[openbeos] Re: Sunday amusement

  • From: John Tegen <john.tegen@xxxxxxxxxxxxxxxxxx>
  • To: "'openbeos@xxxxxxxxxxxxx'" <openbeos@xxxxxxxxxxxxx>
  • Date: Mon, 28 Jan 2002 13:02:06 -0800

I'm not a lawyer (I just play one on TV ;-)). But a possible suit from the
owners of the BeOS goes beyond what is underneath the covers.  If the look
and design can be confused with the original, by the consumer, then there
are copyright laws that protect the author of that design (in this case
Palm).  If the OS is a 100% knock off of the original (except maybe its
name) in terms of look, behavior, design, API, then that product is
violating the copyright of the original.  It becomes more of a question will
Palm enforce that copyright.  They would if they felt the clone product
threatens them or that the consumer may be confused by the clone (unlikely
here since Palm is not currently marketing their original).  As far as I
know, there is no BeOS US patents with R5, because that would be another can
of worms.

This does not change anything with OBOS since Palm is idle with the BeOS
publicly.  It just becomes an issue if they try to market an aspect of the
BeOS that is copied by OBOS.

-----Original Message-----
From: Bryan Varner [mailto:bman@xxxxxxxxxxxxx]
Sent: Saturday, January 26, 2002 12:23 PM
To: openbeos@xxxxxxxxxxxxx
Subject: [openbeos] Re: Sunday amusement


> Well, here is what amused me - under limitations (in the EULA) it 
> actually says that you cannot reverse engineer this "program".  Also, 
> it 
> says that you cannot release benchmarks of this "program" without 
> written permission from BeInc.  Amusing.  but who reads the EULA 
> anyway.

I read that some time ago. For a class in school (over a year ago) we 
had to write a report about a EULA.. I chose the R5 Pro EULA.

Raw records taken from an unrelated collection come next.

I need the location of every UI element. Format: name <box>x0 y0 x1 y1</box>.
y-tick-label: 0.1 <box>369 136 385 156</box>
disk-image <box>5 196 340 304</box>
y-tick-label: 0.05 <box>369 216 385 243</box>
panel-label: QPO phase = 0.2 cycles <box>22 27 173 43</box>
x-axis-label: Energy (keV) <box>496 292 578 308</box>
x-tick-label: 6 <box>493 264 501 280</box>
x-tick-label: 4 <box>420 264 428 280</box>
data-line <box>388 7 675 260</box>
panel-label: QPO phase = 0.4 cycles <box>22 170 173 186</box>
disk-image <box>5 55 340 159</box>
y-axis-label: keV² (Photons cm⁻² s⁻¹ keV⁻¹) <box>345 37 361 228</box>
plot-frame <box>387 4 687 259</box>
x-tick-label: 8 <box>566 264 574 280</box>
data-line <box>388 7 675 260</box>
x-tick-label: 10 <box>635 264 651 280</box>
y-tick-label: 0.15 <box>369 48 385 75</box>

I do not see OBOS as reverse engineering the OS. We're merely 
duplicating the results. Can a company that makes a toaster press 
charges because another company made a toaster? even if the internals 
are nothing alike? I don't think so.

We are producing code that preforms the same functions. The outcome 
will be the same (to follow the above analogy - toasted bread) but the 
way that it does it may be entirely different.

That's my .02

-Bryan

--
Fortune Cookie Says:

Don't change the reason, just change the excuses!